Si cet engouement éclipse
la sortie de Sea of coward , on ne peut réellement regretter que ce disque soit
passé aux oubliettes. En prolongeant le rock macabre de horeround , sea of
coward en a émoussé le tranchant. Le groupe est désormais bien en place, chacun
a pris ses marques , et les vieux réflexes tuent l’originalité de sa musique.
Premier fautif, Dean Fertita a pris ses aises, et sa guitare prend largement le
pas sur les décors sombres mis en place par le synthé.

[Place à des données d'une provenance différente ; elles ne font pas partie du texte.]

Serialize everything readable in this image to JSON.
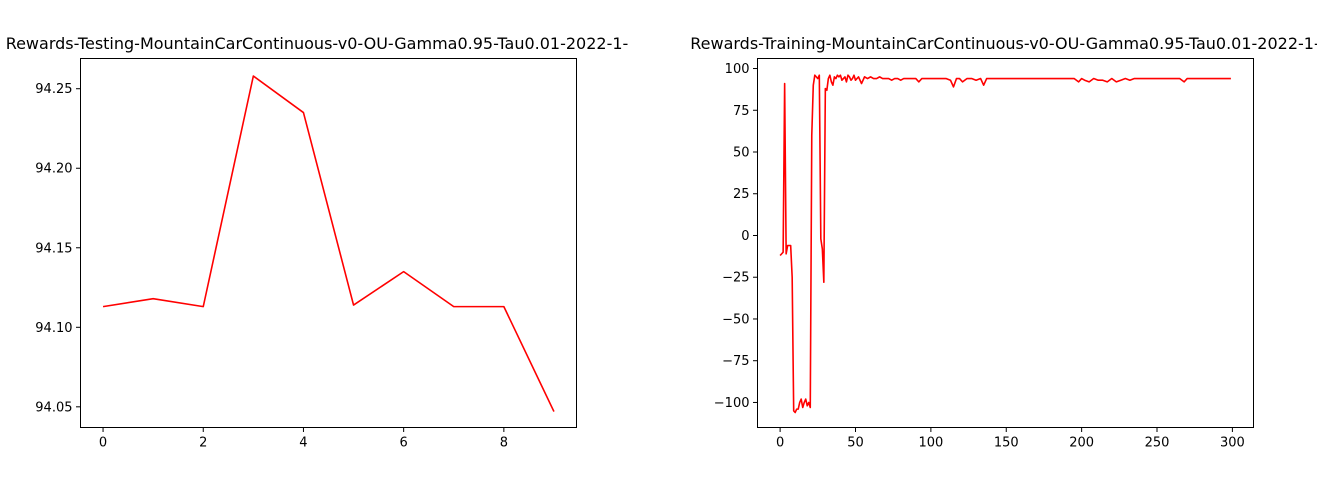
{
  "chart_data": [
    {
      "type": "line",
      "title": "Rewards-Testing-MountainCarContinuous-v0-OU-Gamma0.95-Tau0.01-2022-1-",
      "xlabel": "",
      "ylabel": "",
      "xlim": [
        -0.45,
        9.45
      ],
      "ylim": [
        94.037,
        94.269
      ],
      "xticks": [
        0,
        2,
        4,
        6,
        8
      ],
      "yticks": [
        94.05,
        94.1,
        94.15,
        94.2,
        94.25
      ],
      "xtick_labels": [
        "0",
        "2",
        "4",
        "6",
        "8"
      ],
      "ytick_labels": [
        "94.05",
        "94.10",
        "94.15",
        "94.20",
        "94.25"
      ],
      "grid": false,
      "color": "#ff0000",
      "series": [
        {
          "x": [
            0,
            1,
            2,
            3,
            4,
            5,
            6,
            7,
            8,
            9
          ],
          "values": [
            94.113,
            94.118,
            94.113,
            94.258,
            94.235,
            94.114,
            94.135,
            94.113,
            94.113,
            94.047
          ]
        }
      ]
    },
    {
      "type": "line",
      "title": "Rewards-Training-MountainCarContinuous-v0-OU-Gamma0.95-Tau0.01-2022-1-",
      "xlabel": "",
      "ylabel": "",
      "xlim": [
        -15,
        314
      ],
      "ylim": [
        -115,
        106
      ],
      "xticks": [
        0,
        50,
        100,
        150,
        200,
        250,
        300
      ],
      "yticks": [
        -100,
        -75,
        -50,
        -25,
        0,
        25,
        50,
        75,
        100
      ],
      "xtick_labels": [
        "0",
        "50",
        "100",
        "150",
        "200",
        "250",
        "300"
      ],
      "ytick_labels": [
        "−100",
        "−75",
        "−50",
        "−25",
        "0",
        "25",
        "50",
        "75",
        "100"
      ],
      "grid": false,
      "color": "#ff0000",
      "series": [
        {
          "x": [
            0,
            1,
            2,
            3,
            4,
            5,
            6,
            7,
            8,
            9,
            10,
            11,
            12,
            13,
            14,
            15,
            16,
            17,
            18,
            19,
            20,
            21,
            22,
            23,
            24,
            25,
            26,
            27,
            28,
            29,
            30,
            31,
            32,
            33,
            34,
            35,
            36,
            37,
            38,
            39,
            40,
            41,
            42,
            43,
            44,
            45,
            46,
            47,
            48,
            49,
            50,
            52,
            54,
            56,
            58,
            60,
            62,
            64,
            66,
            68,
            70,
            72,
            74,
            76,
            78,
            80,
            82,
            84,
            86,
            88,
            90,
            92,
            94,
            96,
            98,
            100,
            105,
            110,
            113,
            115,
            117,
            119,
            121,
            124,
            127,
            130,
            133,
            135,
            137,
            140,
            145,
            150,
            155,
            160,
            165,
            170,
            175,
            180,
            185,
            190,
            195,
            198,
            200,
            202,
            205,
            208,
            211,
            214,
            217,
            220,
            223,
            226,
            229,
            232,
            235,
            240,
            245,
            250,
            255,
            260,
            265,
            268,
            270,
            275,
            280,
            285,
            290,
            295,
            299
          ],
          "values": [
            -12,
            -11,
            -10,
            91,
            -11,
            -6,
            -6,
            -6,
            -25,
            -105,
            -106,
            -104,
            -104,
            -100,
            -98,
            -103,
            -100,
            -98,
            -102,
            -100,
            -103,
            60,
            90,
            96,
            95,
            94,
            96,
            -2,
            -8,
            -28,
            88,
            87,
            94,
            96,
            92,
            90,
            95,
            94,
            96,
            95,
            96,
            93,
            94,
            95,
            92,
            96,
            95,
            93,
            94,
            96,
            93,
            95,
            91,
            95,
            94,
            95,
            94,
            94,
            95,
            94,
            94,
            94,
            93,
            94,
            94,
            93,
            94,
            94,
            94,
            94,
            94,
            92,
            94,
            94,
            94,
            94,
            94,
            94,
            93,
            89,
            94,
            94,
            92,
            94,
            94,
            93,
            94,
            90,
            94,
            94,
            94,
            94,
            94,
            94,
            94,
            94,
            94,
            94,
            94,
            94,
            94,
            92,
            94,
            93,
            92,
            94,
            93,
            93,
            92,
            94,
            92,
            93,
            94,
            93,
            94,
            94,
            94,
            94,
            94,
            94,
            94,
            92,
            94,
            94,
            94,
            94,
            94,
            94,
            94
          ]
        }
      ]
    }
  ]
}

Résultat, dans ses moments
les plus violents , les dead Weathers ressemblent presque à ces groupes, qui
réadaptent le heavy rock de black sabbath. Dans les passages plus posés, seule la voix
caverneuse de Mossart empêche blue blood blues ou die by the droop de rejoindre
le rang des puristes du heavy blues.
Seule la jam electro rock
de « I’m mad » renoue avec les décors fascinants de horeround. Le
titre nous fait redécouvrir ce mysticisme violent, la voix de Mossart entre
dans un chaos électrique cauchemardesque, un blues de démon. Pour le reste, le
groupe rentre dans le rang, accentue ses riffs bluesy pour rassurer la masse,
et se met ainsi au niveau d’une concurrence qui ne lui arrivait pas à la
cheville.
Hors , ce passé semblait
enfin derrière nous , et tous voulaient encore croire que le rock populaire et
frais représenté par Jack White n’était pas mort. C’est pour cela que under
great northern light a éclipsé sea of coward . Le premier représentait le
triomphe d’un groupe ambitieux, alors que le second sonne comme un aveu d’impuissance.
Le désastre que tous
redoutait finit tout de même par arriver en 2011 , lorsque la séparation des
whites stripes est officialisée. Le groupe était le dernier à représenter le
rock au sommet des ventes, la dernière tête d’affiche d’une culture qui
commence à s’enterrer. Sans eux, le rock avance comme un canard sans tête, les
groupes se multiplient mais leur popularité reste limitée.
Paradoxalement, la fin du
succès des White Stripes est aussi une libération, elle permet à Jack White de
repartir de zéro. C’est ainsi qu’un tube venu de nulle part envahit les radios
et chaînes musicales , que les bars diffusent ce nouveau riff avec le même
enthousiasme que seven nation army ou Steady as she goes. Jack semble être le
dernier à pouvoir pondre un riff pareil, une telle décharge transmettant le
rock à une nouvelle génération.
Sixteen saltine est le
riff qui ouvre cette nouvelle décennie, un swing urbain ultra moderne, le blues
du futur. Son énergie irrésistible permet à blunderbuss d’être apprécié à sa
juste valeur, il permet à ce premier essai novateur d’obtenir des ventes plus
qu’honorables. Lassé de voir le rock ressasser son passé, tout en s’étonnant de
regrouper un public vieillissant, Jack White réinvente les vieux repères.
Freedom at 21 et take me
with you when you go donnent une nouvelle jeunesse au psychédélisme. La country
devient un spleen urbain, une pop bardée de violons accédant à une nouvelle
jeunesse. Même le blues hypocritical kiss est soutenu par un beat effréné, des
percussions chromées montrant au hip hop ce que peut être la grandeur du groove
urbain. Cette modernité, blunderbuss se la réapproprie, il accomplit un travail
d’assimilation que le rock n’a plus effectué depuis les seventies. Symbole de
cette régénération , « Weep themselve to sleep » est un spoken blues
qui fait passer le rap pour un gargouillement de crétins attardés. Même « I’m
shakin » , qui est une reprise d’un vieux rock n roll , sonne comme un
tube capable de faire danser tous les gangsters de Harlem.
Blunderbuss est aussi
essentiel que le fut electric ladyland , il montre aux rockers un nouveau plan
pour conquérir le monde. Rock du 21e siécle , pop chaleureuse
réinventant son héritage , blunderbuss aurait dû être le début d’un raz de
marée. Chacun aurait alors tenté de transcender cette fraicheur pop, reprenant
à sa sauce cette modernité comme leurs ainés tentèrent de créer leur « revolver ».
Mais notre époque n’a pas su créer ses Stones et autres Beach Boys , elle ne
parvient pas à reproduire un foisonnement qu’elle ne peut que regretter.
Blunderbuss est donc la
brillante base à partir de laquelle Jack White cherchera une formule capable de
sortir le rock de sa léthargie. Le début d’une quête solitaire qu’il effectuera
lui-même dans une relative discrétion.